A principal autoridade mundial em crises alimentares declarou oficialmente na sexta-feira que a maior cidade de Gaza está a enfrentar fome, e que é provável que se espalhe por todo o território caso não haja um cessar-fogo e o fim das restrições à ajuda humanitária.
A Classificação Integrada de Fases de Segurança Alimentar (IPC, na sigla em inglês) afirmou que a fome está a verificar-se na Cidade de Gaza, lar de centenas de milhares de palestinianos, e que pode se expandir para o sul, atingindo Deir al-Balah e Khan Younis até o final do próximo mês.

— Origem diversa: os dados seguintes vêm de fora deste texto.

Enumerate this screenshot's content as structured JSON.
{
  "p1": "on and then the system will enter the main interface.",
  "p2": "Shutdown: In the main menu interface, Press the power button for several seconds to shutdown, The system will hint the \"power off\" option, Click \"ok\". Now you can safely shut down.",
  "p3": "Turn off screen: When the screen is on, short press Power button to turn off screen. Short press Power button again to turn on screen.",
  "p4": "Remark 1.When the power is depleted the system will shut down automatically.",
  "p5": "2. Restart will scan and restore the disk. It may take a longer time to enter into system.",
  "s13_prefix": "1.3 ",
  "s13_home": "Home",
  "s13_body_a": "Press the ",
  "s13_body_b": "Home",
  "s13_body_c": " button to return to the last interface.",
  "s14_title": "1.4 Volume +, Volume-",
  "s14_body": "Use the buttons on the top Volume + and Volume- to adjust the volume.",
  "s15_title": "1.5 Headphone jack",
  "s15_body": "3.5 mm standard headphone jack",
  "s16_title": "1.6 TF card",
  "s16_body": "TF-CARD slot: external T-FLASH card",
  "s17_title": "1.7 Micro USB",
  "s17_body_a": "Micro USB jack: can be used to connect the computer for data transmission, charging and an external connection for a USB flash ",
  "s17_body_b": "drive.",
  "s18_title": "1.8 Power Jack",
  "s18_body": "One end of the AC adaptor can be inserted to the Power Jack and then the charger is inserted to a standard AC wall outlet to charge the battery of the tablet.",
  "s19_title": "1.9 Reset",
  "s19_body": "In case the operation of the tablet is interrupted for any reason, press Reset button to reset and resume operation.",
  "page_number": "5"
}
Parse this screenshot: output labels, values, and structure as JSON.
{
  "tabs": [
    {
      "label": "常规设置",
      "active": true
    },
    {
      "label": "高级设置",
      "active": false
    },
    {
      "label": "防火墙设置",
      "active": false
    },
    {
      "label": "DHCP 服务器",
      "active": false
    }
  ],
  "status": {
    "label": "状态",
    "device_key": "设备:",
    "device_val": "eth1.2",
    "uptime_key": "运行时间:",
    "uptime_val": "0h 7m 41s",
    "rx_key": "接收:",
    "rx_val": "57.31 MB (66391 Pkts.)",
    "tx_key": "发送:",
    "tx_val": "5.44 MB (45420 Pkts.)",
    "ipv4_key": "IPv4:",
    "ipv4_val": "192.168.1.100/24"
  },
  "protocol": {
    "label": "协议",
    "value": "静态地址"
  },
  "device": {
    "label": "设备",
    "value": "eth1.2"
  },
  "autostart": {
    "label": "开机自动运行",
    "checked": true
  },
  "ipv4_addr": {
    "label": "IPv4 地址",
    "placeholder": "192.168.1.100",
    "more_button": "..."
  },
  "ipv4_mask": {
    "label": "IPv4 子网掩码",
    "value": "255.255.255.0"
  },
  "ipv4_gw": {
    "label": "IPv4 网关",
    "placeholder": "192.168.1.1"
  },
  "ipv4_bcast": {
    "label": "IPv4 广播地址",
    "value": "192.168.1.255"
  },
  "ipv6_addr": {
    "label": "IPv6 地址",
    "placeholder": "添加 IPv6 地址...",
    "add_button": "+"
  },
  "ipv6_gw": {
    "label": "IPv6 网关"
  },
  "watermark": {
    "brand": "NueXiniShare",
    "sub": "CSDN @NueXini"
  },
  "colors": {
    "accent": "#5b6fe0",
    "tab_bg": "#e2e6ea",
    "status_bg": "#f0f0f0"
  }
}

A determinação do IPC surge após meses de alertas de grupos de ajuda humanitária de que as restrições de Israel à entrada de alimentos e outros tipos de assistência em Gaza, juntamente com a sua ofensiva militar, estavam a causar altos níveis de fome entre os civis palestinianos, especialmente crianças.
Marco sombrio da ocupação
Este marco alarmante — a primeira vez que o IPC confirma a fome no Médio Oriente — certamente aumentará a pressão internacional sobre Israel, que está em guerra com o Hamas desde 7 de outubro de 2023.
Israel afirma que planeia intensificar a guerra em breve, ocupando a Cidade de Gaza e outros redutos do Hamas, o que, segundo especialistas, agravará ainda mais a crise de fome.
O IPC declarou que a fome foi impulsionada pelos combates e pelo bloqueio à ajuda, agravada pelo deslocamento em massa e pelo colapso da produção de alimentos em Gaza, levando a níveis de fome que ameaçam a vida em todo o território após 22 meses de guerra.
Mais de 41 000 pessoas sofrerão de desnutrição severa
Mais de meio milhão de pessoas em Gaza, cerca de um quarto da população, enfrentam níveis catastróficos de fome, e muitas estão em risco de morrer devido a causas relacionadas com a desnutrição, segundo o relatório do IPC.
O relatório acrescenta que 41 000 dessas pessoas sofrerão de "desnutrição severa", o dobro do número citado na avaliação do IPC em maio, colocando-as em "risco elevado de morte".
No mês passado, o IPC afirmou que o "pior cenário de fome" estava a verificar-se em Gaza, mas não chegou a fazer um anúncio oficial.
Israel nega as acusações
O Primeiro-ministro israelita, Benjamin Netanyahu, negou que haja fome em Gaza, dizendo que os relatos de fome são "mentiras" promovidas pelo Hamas. Após a publicação de imagens de crianças desnutridas em Gaza e relatos de mortes relacionadas com fome, Israel anunciou medidas para permitir a entrada de mais ajuda humanitária. No entanto, a ONU e os palestinianos em Gaza afirmam que o que está a entrar é muito inferior ao necessário.
A agência militar israelita responsável pela transferência de ajuda para o território rejeitou o relatório na sexta-feira, chamando-o de "falso e tendencioso".
A agência, conhecida como COGAT, negou a existência de fome em Gaza e afirmou que foram tomadas medidas significativas para expandir a quantidade de ajuda que entra na região nas últimas semanas.
Analistas: A fome é intencional
"Um número crescente de pessoas, especialmente crianças pequenas, está a morrer de fome e doenças porque Israel fez da fome uma parte central da sua campanha para controlar o território", disse Chris Newton, analista do International Crisis Group.
O plano de Israel para intensificar a guerra na Cidade de Gaza semanas após o alerta de que a fome estava a começar lá demonstra como "a fome é intencional e como Israel utiliza a inanição como arma", afirmou ele.
Netanyahu afirma que é necessária mais pressão militar para alcançar os objetivos de Israel de libertar os reféns mantidos pelo Hamas e eliminar o grupo militante por completo.